In other news, ransomware attacks committed against EU airports last Friday continue to cause delays and interfere with business operations.

In recent years, ransomware has rapidly become the most lucrative scheme in organized cybercriminals’ playbooks. So much of our modern world is dependent on digital infrastructure that any interruption to these services can put businesses in the unenviable position of having to either pay off the ransom to decrypt their systems, or risk greater losses in business while the systems remain inaccessible.

As I sip my espresso this morning (ok, fine—slurp.) my eyeballs roam over a secret service press release that a family member passed along.

Given my interest in electronic and wireless security, I’m eager to learn more.

The press release details how bad actors (criminal and foreign actors) in the NY Tri-state area had constructed a network of 300 SIM servers and 100,000 SIM cards across multiple sites in a 35 mile radius.

Special Agent in Charge Matt McMcool lays out the severity of this threat in his coverage on the Secret Services YouTube channel. This network had the capacity to take down cell phone towers and conduct major DoS attacks.
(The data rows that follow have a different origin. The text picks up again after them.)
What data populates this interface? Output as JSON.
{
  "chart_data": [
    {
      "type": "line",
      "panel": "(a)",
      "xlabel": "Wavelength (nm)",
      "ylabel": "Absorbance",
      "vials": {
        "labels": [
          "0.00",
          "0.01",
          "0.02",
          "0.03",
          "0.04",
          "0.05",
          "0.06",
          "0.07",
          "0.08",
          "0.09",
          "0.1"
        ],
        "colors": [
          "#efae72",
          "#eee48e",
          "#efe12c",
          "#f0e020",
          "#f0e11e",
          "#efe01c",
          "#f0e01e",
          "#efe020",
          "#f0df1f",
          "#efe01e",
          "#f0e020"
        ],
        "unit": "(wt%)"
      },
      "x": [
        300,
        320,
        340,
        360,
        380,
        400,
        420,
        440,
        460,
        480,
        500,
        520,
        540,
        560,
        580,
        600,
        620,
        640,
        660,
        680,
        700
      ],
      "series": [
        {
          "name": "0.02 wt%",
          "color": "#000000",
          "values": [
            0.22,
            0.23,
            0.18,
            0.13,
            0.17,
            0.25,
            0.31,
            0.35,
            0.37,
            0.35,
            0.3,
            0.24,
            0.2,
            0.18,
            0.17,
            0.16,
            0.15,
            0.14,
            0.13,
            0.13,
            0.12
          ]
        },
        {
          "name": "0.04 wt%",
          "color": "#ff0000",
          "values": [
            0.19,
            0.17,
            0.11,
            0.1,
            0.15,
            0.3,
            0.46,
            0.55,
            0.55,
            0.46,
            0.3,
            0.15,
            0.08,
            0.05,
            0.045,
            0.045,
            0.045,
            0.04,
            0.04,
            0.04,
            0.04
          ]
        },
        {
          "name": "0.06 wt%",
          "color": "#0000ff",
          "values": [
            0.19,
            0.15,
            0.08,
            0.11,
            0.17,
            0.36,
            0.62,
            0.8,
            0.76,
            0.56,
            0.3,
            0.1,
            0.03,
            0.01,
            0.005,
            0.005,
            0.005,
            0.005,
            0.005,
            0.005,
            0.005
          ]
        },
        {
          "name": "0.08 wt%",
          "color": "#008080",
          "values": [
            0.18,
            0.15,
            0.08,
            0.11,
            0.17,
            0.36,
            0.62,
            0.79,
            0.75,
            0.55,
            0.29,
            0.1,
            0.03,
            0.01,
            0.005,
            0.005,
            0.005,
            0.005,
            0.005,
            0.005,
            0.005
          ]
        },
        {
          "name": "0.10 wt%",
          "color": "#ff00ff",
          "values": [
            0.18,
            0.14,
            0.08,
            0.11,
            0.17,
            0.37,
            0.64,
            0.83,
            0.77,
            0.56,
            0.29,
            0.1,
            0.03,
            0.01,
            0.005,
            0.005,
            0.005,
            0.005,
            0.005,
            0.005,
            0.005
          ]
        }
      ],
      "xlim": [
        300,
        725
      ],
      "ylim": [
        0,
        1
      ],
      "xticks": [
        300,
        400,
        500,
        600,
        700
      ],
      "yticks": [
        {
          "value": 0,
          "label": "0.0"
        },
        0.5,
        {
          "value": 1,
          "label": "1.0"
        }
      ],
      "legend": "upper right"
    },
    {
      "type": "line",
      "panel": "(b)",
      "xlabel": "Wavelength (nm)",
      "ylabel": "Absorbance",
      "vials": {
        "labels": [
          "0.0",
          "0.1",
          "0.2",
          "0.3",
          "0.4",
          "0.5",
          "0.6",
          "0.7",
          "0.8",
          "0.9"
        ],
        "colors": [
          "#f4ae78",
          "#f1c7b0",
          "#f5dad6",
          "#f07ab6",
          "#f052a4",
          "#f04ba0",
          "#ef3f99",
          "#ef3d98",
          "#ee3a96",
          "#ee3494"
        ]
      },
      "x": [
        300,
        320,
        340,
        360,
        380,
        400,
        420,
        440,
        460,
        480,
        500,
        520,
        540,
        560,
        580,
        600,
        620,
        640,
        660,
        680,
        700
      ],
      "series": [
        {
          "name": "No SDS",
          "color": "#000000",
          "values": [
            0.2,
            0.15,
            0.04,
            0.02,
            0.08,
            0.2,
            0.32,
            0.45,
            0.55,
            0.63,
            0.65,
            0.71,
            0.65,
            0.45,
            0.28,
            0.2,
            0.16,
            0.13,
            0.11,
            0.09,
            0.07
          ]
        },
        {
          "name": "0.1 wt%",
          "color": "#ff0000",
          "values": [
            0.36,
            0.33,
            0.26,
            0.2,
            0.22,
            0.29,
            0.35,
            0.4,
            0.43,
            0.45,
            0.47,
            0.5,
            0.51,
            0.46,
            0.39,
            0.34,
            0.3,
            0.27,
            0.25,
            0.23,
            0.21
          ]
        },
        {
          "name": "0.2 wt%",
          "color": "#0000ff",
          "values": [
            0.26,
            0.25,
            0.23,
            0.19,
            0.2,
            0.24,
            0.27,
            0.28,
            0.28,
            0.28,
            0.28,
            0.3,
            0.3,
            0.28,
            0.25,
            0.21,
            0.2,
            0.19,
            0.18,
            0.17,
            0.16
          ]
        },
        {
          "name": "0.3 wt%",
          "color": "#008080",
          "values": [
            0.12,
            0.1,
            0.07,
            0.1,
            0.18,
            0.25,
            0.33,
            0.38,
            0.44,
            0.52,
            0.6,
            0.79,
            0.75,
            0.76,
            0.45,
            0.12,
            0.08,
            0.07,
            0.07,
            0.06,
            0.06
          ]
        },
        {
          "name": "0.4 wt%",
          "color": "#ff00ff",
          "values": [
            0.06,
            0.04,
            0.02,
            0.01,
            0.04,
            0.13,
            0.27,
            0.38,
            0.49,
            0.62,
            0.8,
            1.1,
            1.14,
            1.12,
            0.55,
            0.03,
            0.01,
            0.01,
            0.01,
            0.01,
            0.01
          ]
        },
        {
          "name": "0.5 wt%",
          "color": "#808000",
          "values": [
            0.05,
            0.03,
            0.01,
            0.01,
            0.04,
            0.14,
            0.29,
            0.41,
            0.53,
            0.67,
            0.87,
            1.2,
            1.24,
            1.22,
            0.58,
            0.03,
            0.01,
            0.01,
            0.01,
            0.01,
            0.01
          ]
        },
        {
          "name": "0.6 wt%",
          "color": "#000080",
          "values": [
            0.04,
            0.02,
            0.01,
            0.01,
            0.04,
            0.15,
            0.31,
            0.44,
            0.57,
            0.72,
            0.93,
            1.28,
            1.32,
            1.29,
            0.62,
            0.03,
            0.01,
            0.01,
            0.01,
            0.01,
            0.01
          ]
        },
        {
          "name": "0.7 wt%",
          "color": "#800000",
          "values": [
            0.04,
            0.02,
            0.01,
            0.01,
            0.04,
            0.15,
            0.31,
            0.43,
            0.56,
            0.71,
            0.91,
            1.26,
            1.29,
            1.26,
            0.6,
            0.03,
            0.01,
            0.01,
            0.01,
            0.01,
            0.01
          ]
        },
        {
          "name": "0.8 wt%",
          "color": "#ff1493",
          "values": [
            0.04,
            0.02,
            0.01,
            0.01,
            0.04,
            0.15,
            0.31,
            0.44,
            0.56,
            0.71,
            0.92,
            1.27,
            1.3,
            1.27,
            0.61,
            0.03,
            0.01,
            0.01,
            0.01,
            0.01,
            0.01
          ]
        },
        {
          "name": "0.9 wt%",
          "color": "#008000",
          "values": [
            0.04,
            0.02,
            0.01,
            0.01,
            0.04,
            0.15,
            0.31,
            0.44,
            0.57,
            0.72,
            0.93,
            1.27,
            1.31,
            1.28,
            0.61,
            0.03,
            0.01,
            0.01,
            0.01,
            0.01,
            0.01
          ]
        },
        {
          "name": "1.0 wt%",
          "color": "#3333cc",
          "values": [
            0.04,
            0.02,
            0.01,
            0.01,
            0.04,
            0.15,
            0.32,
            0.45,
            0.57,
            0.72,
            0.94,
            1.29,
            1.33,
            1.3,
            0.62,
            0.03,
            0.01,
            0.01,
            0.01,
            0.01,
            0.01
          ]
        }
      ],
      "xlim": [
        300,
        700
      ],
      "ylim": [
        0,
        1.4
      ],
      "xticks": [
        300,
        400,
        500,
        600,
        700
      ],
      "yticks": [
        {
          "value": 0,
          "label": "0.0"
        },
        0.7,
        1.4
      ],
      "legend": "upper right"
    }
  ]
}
Given the proximity of the network to UN General Assembly and it’s capacity to seriously disrupt the telecommunications infrastructure, one can understand why the Secret Service acted to take it down.

For me, stories like this highlight the reality of cyberwarfare in our IT infrastructure. At all times, our adversaries are scoping out both governmental (UN, US Gov, etc) and civilian systems to exploit.

So much of our daily lives are linked inextricably to the continuous operation of telecommunications networks.

Consider the impact of CrowdStrike going down from a bad update in July of last year, or the Russian virus NotPetya wiping out hundreds of millions of dollars of business by catching shipping giant Maersk in the crossfire of their cyberwar with Ukraine. How many 1s and 0s stand between you and your grocery store shutting down, and your gas stations running out?

I’ll try and follow this story a bit, and update it and others as time goes on.

Who do you think is behind this network that they’ve taken down?